Carte des sons de Tokyo : Géographie des sentiments

26 janvier 2011 | PAR Sonia Ingrachen

Mutique travailleuse de la halle à marée de Tokyo, Ryu est une jeune fille solitaire qui cache une double vie. Tueuse à gage la nuit, elle est comme les cibles qu’elle exécute, absente au monde qui l’entoure : elle traîne sa tristesse dans le métro, invisible et repliée sur elle-même. Jusqu’au jour où Ishida, l’employé de Monsieur Nagara un puissant entrepreneur lui confie une nouvelle cible a exécuter : David, un espagnol qui possède un commerce de vins à Tokyo et qu’il rend responsable de la mort de sa fille. A travers la mort de David, Monsieur Nagara espère venger le suicide de Midori. Mais la fantomatique Ryu va s’éprendre de la charmante cible redonnant un peu de goût à une vie jusque là sans saveur.

Isabel Coixet nous propose un thriller romantique à travers une cartographie sonore et visuelle de la ville de Tokyo. Fantasmée par la réalisatrice, la capitale est sublimée par l’œil caméra qui tente d’en capter l’essence, du dépeçage des thons rouges à l’odeur de citron de la peau de Ryu. Pour filmer ce parcours des sens, elle suit pas à pas l’errance de ses personnages qui ont tous pour point commun d’être profondément marqués par la solitude. Ainsi, Ryu est suivi par un ingénieur du son autant obsédé par les bruits de la ville japonaise que par elle. Comme un conteur, sa voix nous oriente dans l’histoire tandis qu’il enregistre les moindres sons émis par la jeune fille dont il est secrètement amoureux.

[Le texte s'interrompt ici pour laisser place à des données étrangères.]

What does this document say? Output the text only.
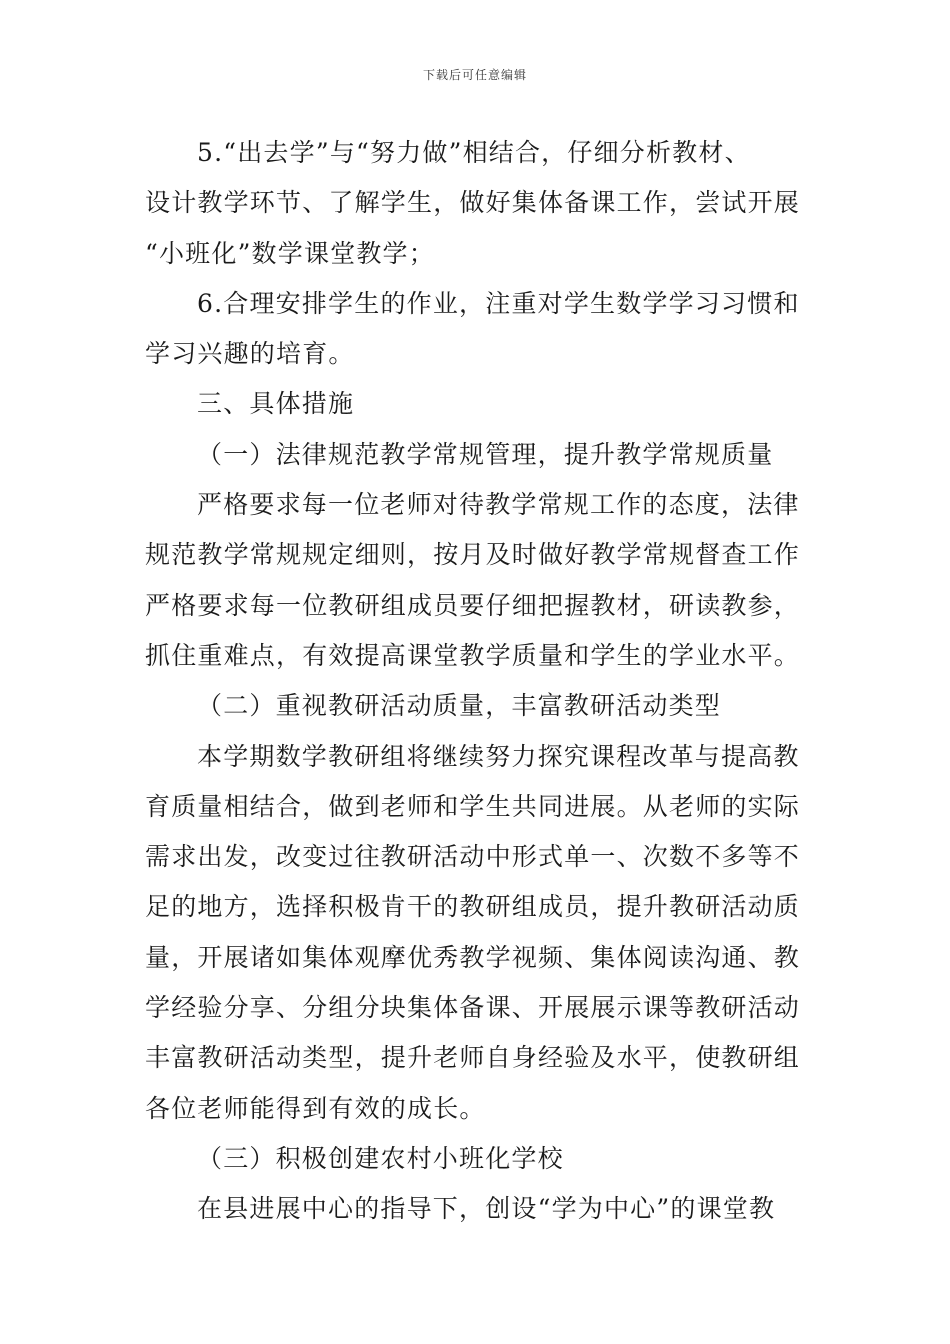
下载后可任意编辑
5.“出去学”与“努力做”相结合，仔细分析教材、
设计教学环节、了解学生，做好集体备课工作，尝试开展
“小班化”数学课堂教学；
6.合理安排学生的作业，注重对学生数学学习习惯和
学习兴趣的培育。
三、具体措施
（一）法律规范教学常规管理，提升教学常规质量
严格要求每一位老师对待教学常规工作的态度，法律
规范教学常规规定细则，按月及时做好教学常规督查工作
严格要求每一位教研组成员要仔细把握教材，研读教参，
抓住重难点，有效提高课堂教学质量和学生的学业水平。
（二）重视教研活动质量，丰富教研活动类型
本学期数学教研组将继续努力探究课程改革与提高教
育质量相结合，做到老师和学生共同进展。从老师的实际
需求出发，改变过往教研活动中形式单一、次数不多等不
足的地方，选择积极肯干的教研组成员，提升教研活动质
量，开展诸如集体观摩优秀教学视频、集体阅读沟通、教
学经验分享、分组分块集体备课、开展展示课等教研活动
丰富教研活动类型，提升老师自身经验及水平，使教研组
各位老师能得到有效的成长。
（三）积极创建农村小班化学校
在县进展中心的指导下，创设“学为中心”的课堂教
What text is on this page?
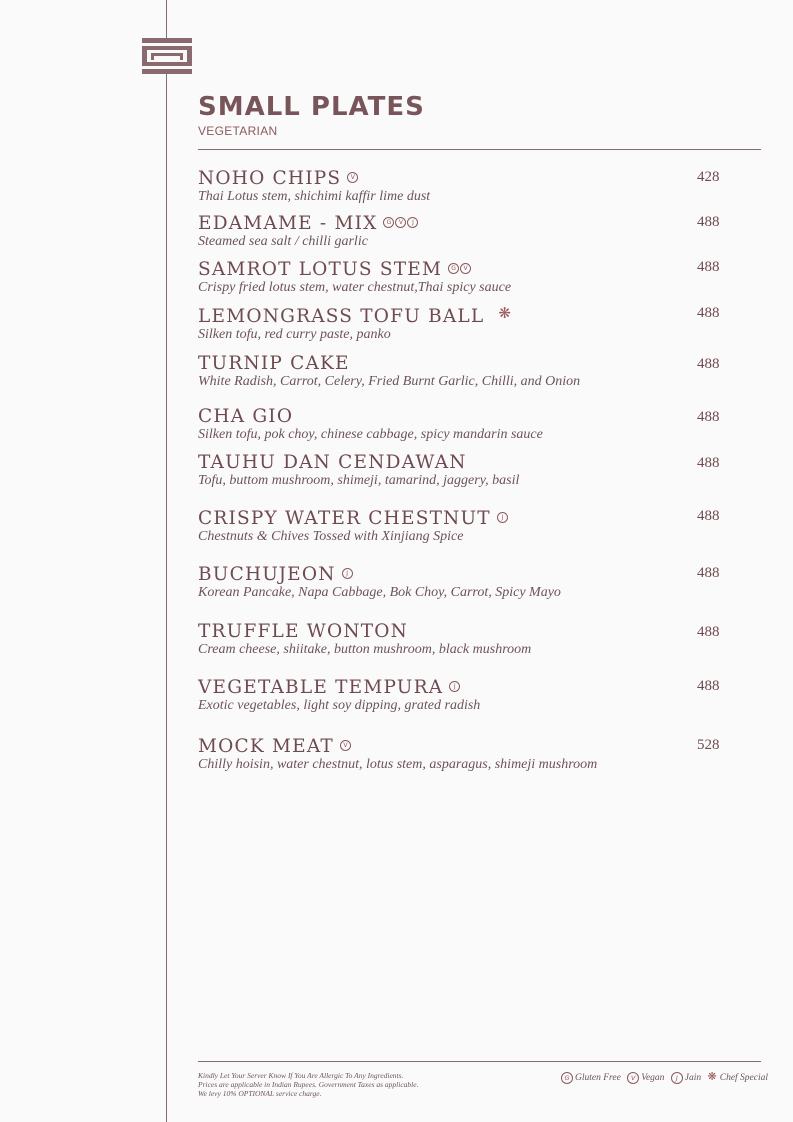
SMALL PLATES
VEGETARIAN
NOHO CHIPS V
Thai Lotus stem, shichimi kaffir lime dust
428
EDAMAME - MIX G V J
Steamed sea salt / chilli garlic
488
SAMROT LOTUS STEM G V
Crispy fried lotus stem, water chestnut,Thai spicy sauce
488
LEMONGRASS TOFU BALL ❋
Silken tofu, red curry paste, panko
488
TURNIP CAKE
White Radish, Carrot, Celery, Fried Burnt Garlic, Chilli, and Onion
488
CHA GIO
Silken tofu, pok choy, chinese cabbage, spicy mandarin sauce
488
TAUHU DAN CENDAWAN
Tofu, buttom mushroom, shimeji, tamarind, jaggery, basil
488
CRISPY WATER CHESTNUT J
Chestnuts & Chives Tossed with Xinjiang Spice
488
BUCHUJEON J
Korean Pancake, Napa Cabbage, Bok Choy, Carrot, Spicy Mayo
488
TRUFFLE WONTON
Cream cheese, shiitake, button mushroom, black mushroom
488
VEGETABLE TEMPURA J
Exotic vegetables, light soy dipping, grated radish
488
MOCK MEAT V
Chilly hoisin, water chestnut, lotus stem, asparagus, shimeji mushroom
528
Kindly Let Your Server Know If You Are Allergic To Any Ingredients.
Prices are applicable in Indian Rupees. Government Taxes as applicable.
We levy 10% OPTIONAL service charge.
G Gluten Free V Vegan J Jain ❋ Chef Special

Mais c’est auprès de David que Ryu se transforme. Elle délaisse son rôle de tueuse froide pour se rapprocher de l’homme éploré, elle se métamorphose alors en jeune fille à la sensualité débordante. De leur rencontre, une étrange relation charnelle va naitre. En effet, malgré sa mort, Midori hante l’espace de sa présence fantomatique et envahit la relation de David et Ryu. Le jeune homme la fait ainsi renaitre de ses cendres à travers la nouvelle amante de substitution dont la difficile tâche sera de combler le vide laissé par la défunte. David lui fait jouer le rôle de Midori. Dans le love hôtel Bastille, ils vivent des moments qui on déjà été vécus par l’ancien couple. Dans un décor kitch d’une rame de métro Place des Vosges, ils s’adonnent à des jeux sexuels esthétisés par la réalisatrice. La morte est ressuscitée à travers ces souvenirs que l’on rejoue comme lorsque le père inconsolable noie son chagrin dans la contemplation nostalgique des photos de la jeune fille.

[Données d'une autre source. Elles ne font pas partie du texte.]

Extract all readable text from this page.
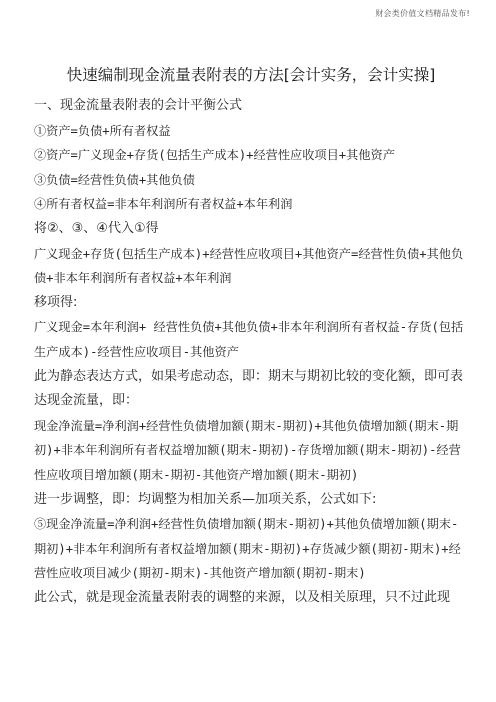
财会类价值文档精品发布!
快速编制现金流量表附表的方法[会计实务，会计实操]

一、现金流量表附表的会计平衡公式

①资产=负债+所有者权益

②资产=广义现金+存货(包括生产成本)+经营性应收项目+其他资产

③负债=经营性负债+其他负债

④所有者权益=非本年利润所有者权益+本年利润

将②、③、④代入①得

广义现金+存货(包括生产成本)+经营性应收项目+其他资产=经营性负债+其他负债+非本年利润所有者权益+本年利润

移项得:

广义现金=本年利润+ 经营性负债+其他负债+非本年利润所有者权益-存货(包括生产成本)-经营性应收项目-其他资产

此为静态表达方式，如果考虑动态，即：期末与期初比较的变化额，即可表达现金流量，即：

现金净流量=净利润+经营性负债增加额(期末-期初)+其他负债增加额(期末-期初)+非本年利润所有者权益增加额(期末-期初)-存货增加额(期末-期初)-经营性应收项目增加额(期末-期初-其他资产增加额(期末-期初)

进一步调整，即：均调整为相加关系—加项关系，公式如下:

⑤现金净流量=净利润+经营性负债增加额(期末-期初)+其他负债增加额(期末-期初)+非本年利润所有者权益增加额(期末-期初)+存货减少额(期初-期末)+经营性应收项目减少(期初-期末)-其他资产增加额(期初-期末)

此公式，就是现金流量表附表的调整的来源，以及相关原理，只不过此现
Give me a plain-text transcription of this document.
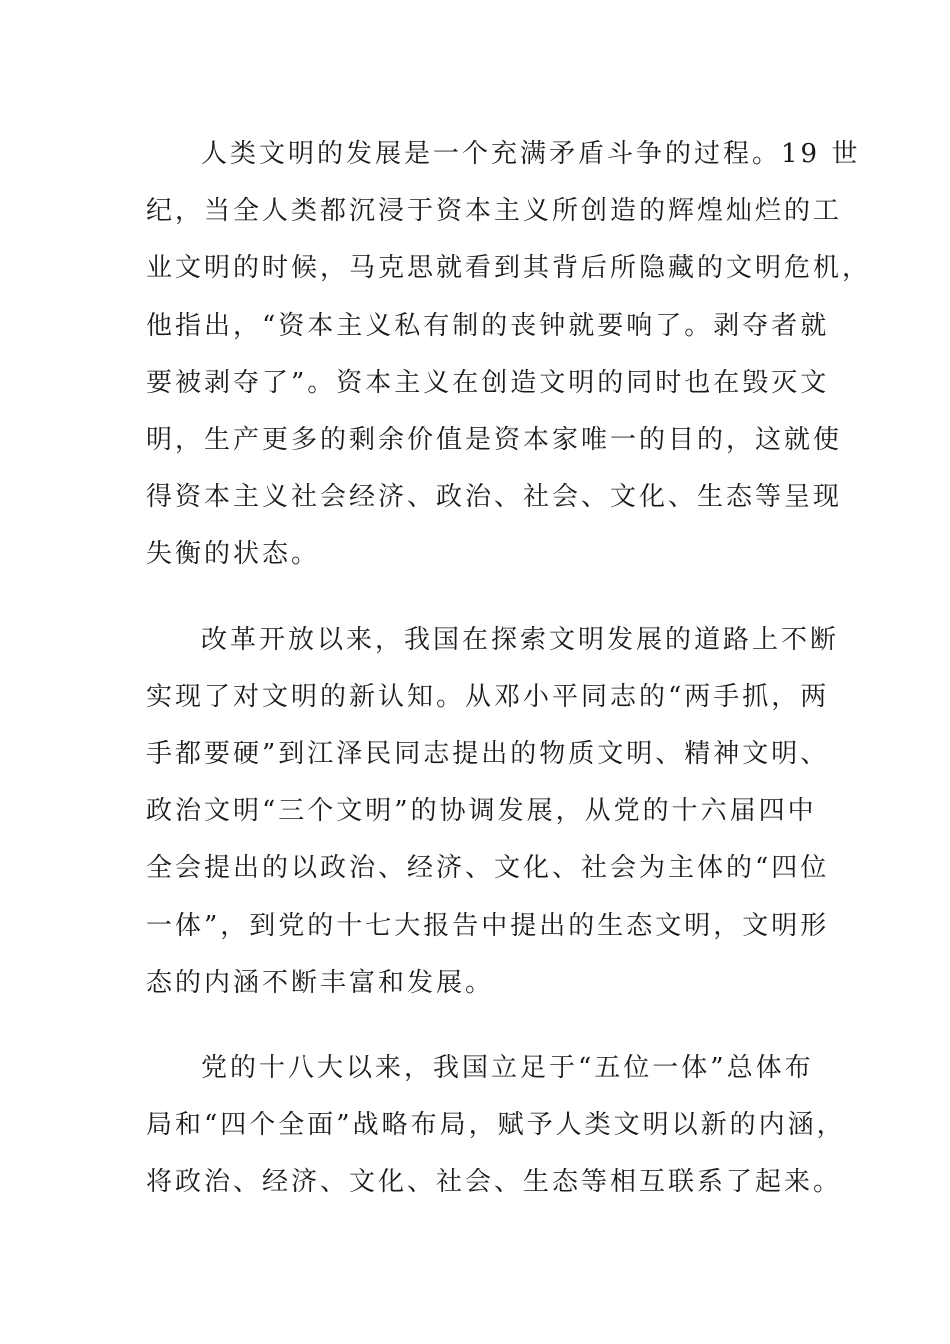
人类文明的发展是一个充满矛盾斗争的过程。19 世
纪，当全人类都沉浸于资本主义所创造的辉煌灿烂的工
业文明的时候，马克思就看到其背后所隐藏的文明危机，
他指出，“资本主义私有制的丧钟就要响了。剥夺者就
要被剥夺了”。资本主义在创造文明的同时也在毁灭文
明，生产更多的剩余价值是资本家唯一的目的，这就使
得资本主义社会经济、政治、社会、文化、生态等呈现
失衡的状态。

改革开放以来，我国在探索文明发展的道路上不断
实现了对文明的新认知。从邓小平同志的“两手抓，两
手都要硬”到江泽民同志提出的物质文明、精神文明、
政治文明“三个文明”的协调发展，从党的十六届四中
全会提出的以政治、经济、文化、社会为主体的“四位
一体”，到党的十七大报告中提出的生态文明，文明形
态的内涵不断丰富和发展。

党的十八大以来，我国立足于“五位一体”总体布
局和“四个全面”战略布局，赋予人类文明以新的内涵，
将政治、经济、文化、社会、生态等相互联系了起来。
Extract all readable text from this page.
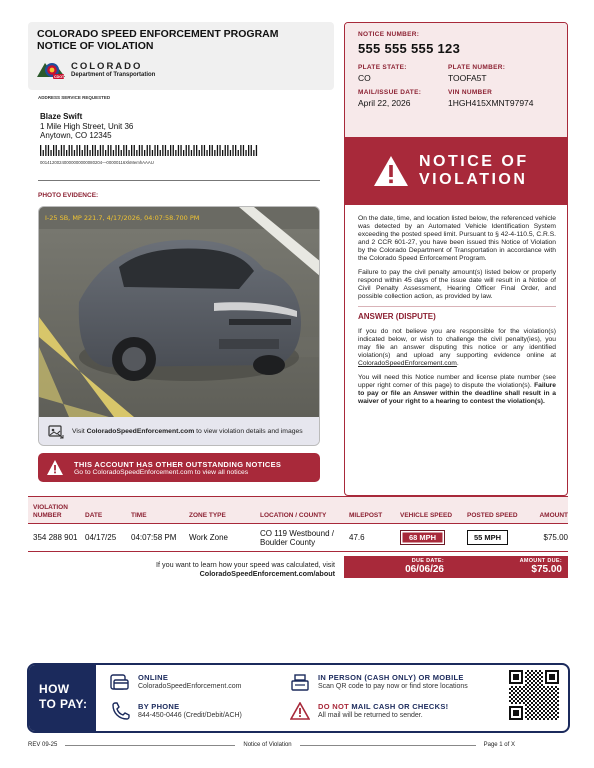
COLORADO SPEED ENFORCEMENT PROGRAM
NOTICE OF VIOLATION
CDOT
COLORADO
Department of Transportation
ADDRESS SERVICE REQUESTED
Blaze Swift
1 Mile High Street, Unit 36
Anytown, CO 12345
00141200240000000000080204—00000116XkMemhAAAU
NOTICE NUMBER:
555 555 555 123
PLATE STATE:
CO
PLATE NUMBER:
TOOFA5T
MAIL/ISSUE DATE:
April 22, 2026
VIN NUMBER
1HGH415XMNT97974
NOTICE OF
VIOLATION

On the date, time, and location listed below, the referenced vehicle was detected by an Automated Vehicle Identification System exceeding the posted speed limit. Pursuant to § 42-4-110.5, C.R.S. and 2 CCR 601-27, you have been issued this Notice of Violation by the Colorado Department of Transportation in accordance with the Colorado Speed Enforcement Program.

Failure to pay the civil penalty amount(s) listed below or properly respond within 45 days of the issue date will result in a Notice of Civil Penalty Assessment, Hearing Officer Final Order, and possible collection action, as provided by law.

ANSWER (DISPUTE)

If you do not believe you are responsible for the violation(s) indicated below, or wish to challenge the civil penalty(ies), you may file an answer disputing this notice or any identified violation(s) and upload any supporting evidence online at ColoradoSpeedEnforcement.com.

You will need this Notice number and license plate number (see upper right corner of this page) to dispute the violation(s). Failure to pay or file an Answer within the deadline shall result in a waiver of your right to a hearing to contest the violation(s).

PHOTO EVIDENCE:
I-25 SB, MP 221.7, 4/17/2026, 04:07:58.700 PM
Visit ColoradoSpeedEnforcement.com to view violation details and images
THIS ACCOUNT HAS OTHER OUTSTANDING NOTICES
Go to ColoradoSpeedEnforcement.com to view all notices
VIOLATION NUMBER	DATE	TIME	ZONE TYPE	LOCATION / COUNTY	MILEPOST	VEHICLE SPEED	POSTED SPEED	AMOUNT
354 288 901 04/17/25	04:07:58 PM	Work Zone	CO 119 Westbound /
Boulder County	47.6	68 MPH	55 MPH	$75.00
If you want to learn how your speed was calculated, visit
ColoradoSpeedEnforcement.com/about
DUE DATE:
06/06/26
AMOUNT DUE:
$75.00
HOW
TO PAY:
ONLINE
ColoradoSpeedEnforcement.com
BY PHONE
844-450-0446 (Credit/Debit/ACH)
IN PERSON (CASH ONLY) OR MOBILE
Scan QR code to pay now or find store locations
DO NOT MAIL CASH OR CHECKS!
All mail will be returned to sender.
REV 09-25	Notice of Violation	Page 1 of X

C’est dans ce rapport aux souvenirs et aux fragments que le film tire sa force. Ces éléments de substitution (plus malsains que libérateurs) fonctionnent comme des doubles hallucinés. Pour David, le love hôtel et Ryu sont possédés par le souvenir de la morte; pour le père ce sont des photos  ; pour le preneur de son ce sont des morceaux de Ryu, ses mots trop rarement prononcés, le bruit qu’elle fait quand elle boit le ramene, le son de l’eau versée sur les tombes qu’elle nettoie, l’écho de ses pas, ce sont ces cassettes qu’il réécoute à longueur de journées qui lui permettent de percer le mystère de cette jeune fille irréelle. Grâce à cela, ils peuvent retrouver pour un moment cet être qu’ils ont perdu ou tenter d’atteindre ce qui leur échappe.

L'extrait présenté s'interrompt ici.